Nuri (formerly known as Bitwala) is a blockchain banking service, headquartered in Berlin, Germany, that was founded by Jörg von Minckwitz, Jan Goslicki, and Benjamin P. Jones in October 2015.

Bitwala's concept first emerged in October 2015 when its founders Jörg von Minckwitz, Jan Goslicki, and Benjamin P. Jones launched operations for a global blockchain-based payment service provider headquartered in Berlin, Germany. According to Wired, in contrast to other money transfer services like Western Union, Money Gram, and Transferwise, the German startup utilised digital currency to offer a much faster and cheaper solution.

During Bitwala's formerly hosted a product with a global reach. Their services enabled SEPA and SWIFT money transfers by exchanging Bitcoin or Altcoins to over 20 fiat currencies to any bank account in over 200 countries worldwide.

In January 2018, Bitwala stopped their services when their prepaid card provider, WaveCrest Holdings LTD had its VISA license withdrawn due to compliance issues. The company was amongst many cryptocurrency service providers including CryptoPay, TenX and Wirex that could no longer sustain their full product offering.

Bitwala joined European Fintech Alliance in August 2018. The company launched their new website in October 2018, which coincided with the announcement of their partnership with solarisBank, a Berlin-based white label bank.

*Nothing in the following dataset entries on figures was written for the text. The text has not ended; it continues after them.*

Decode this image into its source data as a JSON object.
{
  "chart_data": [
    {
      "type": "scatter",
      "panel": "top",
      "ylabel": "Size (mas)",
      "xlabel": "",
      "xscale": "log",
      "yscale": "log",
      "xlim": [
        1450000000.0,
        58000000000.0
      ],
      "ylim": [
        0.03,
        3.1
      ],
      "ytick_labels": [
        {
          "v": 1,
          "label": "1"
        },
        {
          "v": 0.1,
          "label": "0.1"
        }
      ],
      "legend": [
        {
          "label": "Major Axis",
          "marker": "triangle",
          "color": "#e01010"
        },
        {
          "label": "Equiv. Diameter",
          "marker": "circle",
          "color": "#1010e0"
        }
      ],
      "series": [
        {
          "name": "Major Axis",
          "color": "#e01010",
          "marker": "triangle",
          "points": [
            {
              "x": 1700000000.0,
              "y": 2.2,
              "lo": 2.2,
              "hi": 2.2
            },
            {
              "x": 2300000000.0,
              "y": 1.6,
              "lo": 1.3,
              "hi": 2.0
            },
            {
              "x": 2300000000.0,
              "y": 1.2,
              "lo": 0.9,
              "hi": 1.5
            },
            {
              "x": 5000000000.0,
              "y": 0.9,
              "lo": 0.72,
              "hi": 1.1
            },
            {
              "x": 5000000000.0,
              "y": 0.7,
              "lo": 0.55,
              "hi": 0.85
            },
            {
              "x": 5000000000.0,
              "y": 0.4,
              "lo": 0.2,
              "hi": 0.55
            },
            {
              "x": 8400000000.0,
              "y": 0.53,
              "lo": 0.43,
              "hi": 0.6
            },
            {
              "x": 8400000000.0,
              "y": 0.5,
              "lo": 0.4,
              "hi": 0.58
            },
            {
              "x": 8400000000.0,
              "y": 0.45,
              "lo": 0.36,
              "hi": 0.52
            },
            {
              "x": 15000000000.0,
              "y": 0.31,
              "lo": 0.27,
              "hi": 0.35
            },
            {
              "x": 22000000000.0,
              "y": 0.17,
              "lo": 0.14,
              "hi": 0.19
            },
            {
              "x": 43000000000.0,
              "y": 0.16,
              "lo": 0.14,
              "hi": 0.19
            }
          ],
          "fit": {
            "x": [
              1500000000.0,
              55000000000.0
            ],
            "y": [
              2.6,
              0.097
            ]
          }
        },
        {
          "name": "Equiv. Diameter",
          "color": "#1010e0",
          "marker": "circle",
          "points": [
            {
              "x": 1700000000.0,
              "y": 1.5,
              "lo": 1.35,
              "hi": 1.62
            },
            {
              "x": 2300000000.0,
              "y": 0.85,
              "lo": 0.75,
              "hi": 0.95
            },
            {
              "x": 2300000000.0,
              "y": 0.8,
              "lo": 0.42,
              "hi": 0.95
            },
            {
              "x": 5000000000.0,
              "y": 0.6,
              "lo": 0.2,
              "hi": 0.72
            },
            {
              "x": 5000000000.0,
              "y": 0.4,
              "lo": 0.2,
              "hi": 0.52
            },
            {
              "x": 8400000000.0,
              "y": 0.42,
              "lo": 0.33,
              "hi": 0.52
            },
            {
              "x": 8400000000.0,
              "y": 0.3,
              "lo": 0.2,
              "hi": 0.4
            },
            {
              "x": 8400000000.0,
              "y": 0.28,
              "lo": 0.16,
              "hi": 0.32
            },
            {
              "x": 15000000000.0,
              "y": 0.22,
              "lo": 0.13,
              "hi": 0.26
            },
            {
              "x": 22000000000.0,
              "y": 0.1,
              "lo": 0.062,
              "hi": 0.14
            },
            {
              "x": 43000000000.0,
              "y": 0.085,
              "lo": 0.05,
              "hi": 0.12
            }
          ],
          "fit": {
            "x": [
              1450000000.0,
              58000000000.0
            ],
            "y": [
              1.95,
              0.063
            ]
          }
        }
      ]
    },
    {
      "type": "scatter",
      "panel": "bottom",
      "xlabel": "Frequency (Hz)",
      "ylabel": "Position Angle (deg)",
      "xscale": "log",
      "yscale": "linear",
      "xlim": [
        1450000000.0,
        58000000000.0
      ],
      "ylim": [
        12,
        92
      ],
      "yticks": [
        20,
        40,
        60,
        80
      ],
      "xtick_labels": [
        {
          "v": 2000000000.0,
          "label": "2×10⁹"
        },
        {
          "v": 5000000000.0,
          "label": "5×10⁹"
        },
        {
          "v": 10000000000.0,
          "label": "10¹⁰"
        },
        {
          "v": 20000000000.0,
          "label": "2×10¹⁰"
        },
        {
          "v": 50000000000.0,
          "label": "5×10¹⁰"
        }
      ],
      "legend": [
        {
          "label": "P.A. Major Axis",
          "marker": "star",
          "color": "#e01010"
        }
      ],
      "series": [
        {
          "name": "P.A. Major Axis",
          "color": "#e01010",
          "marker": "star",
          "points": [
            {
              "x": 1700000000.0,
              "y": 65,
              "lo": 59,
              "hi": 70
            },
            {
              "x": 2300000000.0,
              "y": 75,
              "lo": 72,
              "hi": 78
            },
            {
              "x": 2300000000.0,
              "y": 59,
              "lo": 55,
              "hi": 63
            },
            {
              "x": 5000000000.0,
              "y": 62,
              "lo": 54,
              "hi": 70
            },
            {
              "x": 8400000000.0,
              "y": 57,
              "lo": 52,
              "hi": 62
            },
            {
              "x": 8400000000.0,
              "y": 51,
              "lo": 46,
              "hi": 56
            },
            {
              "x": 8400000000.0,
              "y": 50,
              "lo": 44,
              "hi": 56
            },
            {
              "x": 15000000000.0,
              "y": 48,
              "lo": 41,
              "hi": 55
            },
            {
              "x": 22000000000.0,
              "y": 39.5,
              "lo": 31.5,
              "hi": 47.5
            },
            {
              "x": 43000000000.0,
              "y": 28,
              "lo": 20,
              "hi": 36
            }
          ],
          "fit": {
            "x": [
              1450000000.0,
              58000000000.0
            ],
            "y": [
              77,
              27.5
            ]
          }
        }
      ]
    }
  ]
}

In September 2018, Bitwala raised 4 million Euro from venture capital investors Earlybird and Coparion, enabling them to proceed with their re-launch in November 2018. In December 2018 Bitwala launched Europe's first regulated blockchain banking solution that enables users to manage both their Bitcoin and Euro deposits in one place with the safety and convenience of a German bank account. The bank account is hosted by the Berlin-based Solarisbank.

Bitwala rebranded in May 2021 and changed their name to Nuri. 

Nuri filed for insolvency on Tuesday, August 9th, 2022. Their press-release states that users funds and investments are safe at their partner bank, Solarisbank.